Yes there’s a lot of swearing on the album - it’s a punk band, what do you expect? - and it all builds up to a superbly anthemic singalong chorus. Just wonderful. Talking of wonderful, track 3 is the other REALLY well-known song from their chart heyday, The Only Living Boy in New Cross which, I realised the other day, I still know all the words to! This absolute stormer is followed by probably the heaviest sounding song on the album Suppose You Gave a Funeral and Nobody Came - this is no bad thing as the lyrics are still really clever [when you can make them out - Ed] and the thrash guitar is superbly cut with a superbly operatic keyboard and pop drums… it’s difficult to describe, you’ll have to listen to it. Halfway in the album is marked by the song England, a punky song in waltz time that sounds like it’s played on the accordion…. yes really. Again, the quirky turns of phrase in the [stunningly bleak if you think about it - Ed] lyrics make me smile so much:

“I was born under a wandering star
In the second council house of Virgo
Forcibly removed from the belly of my ma
And raised on milk and Pernod”


and it’s just a real joy to listen to it.
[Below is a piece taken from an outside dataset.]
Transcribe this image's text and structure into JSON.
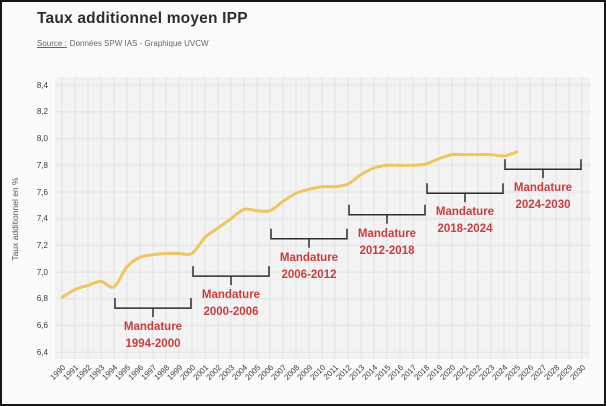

The second half of the album kicks of with Do Re Me So Far So Good and it’s reminiscent of solid 70s rock and roll punk that has me singing along [again - Ed]. Next up, on the original album that I have, is Look Mum, No Hands but it looks like the remastered version from 2012 that I found on Amazon has snuck in the controversial After the Watershed here; controversial because it caused a court-case by “borrowing” significantly from The Rolling Stones classic Ruby Tuesday without permission, so it was left off the original pressing. Anyway, Look Mum starts with a circus-y drumroll and has incredibly dark and serious poetry for lyrics that transposes the “daring young man” into someone maimed by a bomb - “look, mum, no hands” takes on a chilling alternate meaning. It’s incredible writing. Folky strings over a frantic pop beat underlies yet more brilliant bleakness in the first verse of While You Were Out before the guitar kicks everything up a gear and gets wonderfully angry. Skywest and Crooked is the penultimate song and is suitably epic in its fanfare start that means you’re really wrong-footed by the almost a capella verse, soft, sad and lyrical. The epic soon builds back though, in a very cinematic way - you can almost see the band appearing out of a trapdoor in the stage (I know what I mean [I’m glad somebody does - Ed]). The stunning poetic monologue at the end of the song, by the legend that is Ian Dury, sets said stage perfectly for the final song on the album, and the one that I have to thank for starting my love affair with Carter’s Love Album.

It’s actually a cover of a song from the musical that Ian Dury’s monologue, written by Dale Wasserman, in the previous track is taken from; a musical that has always made my heart soar and my eyes fill with tears in equal measure. That musical is Man of La Mancha and the song is The Impossible Dream.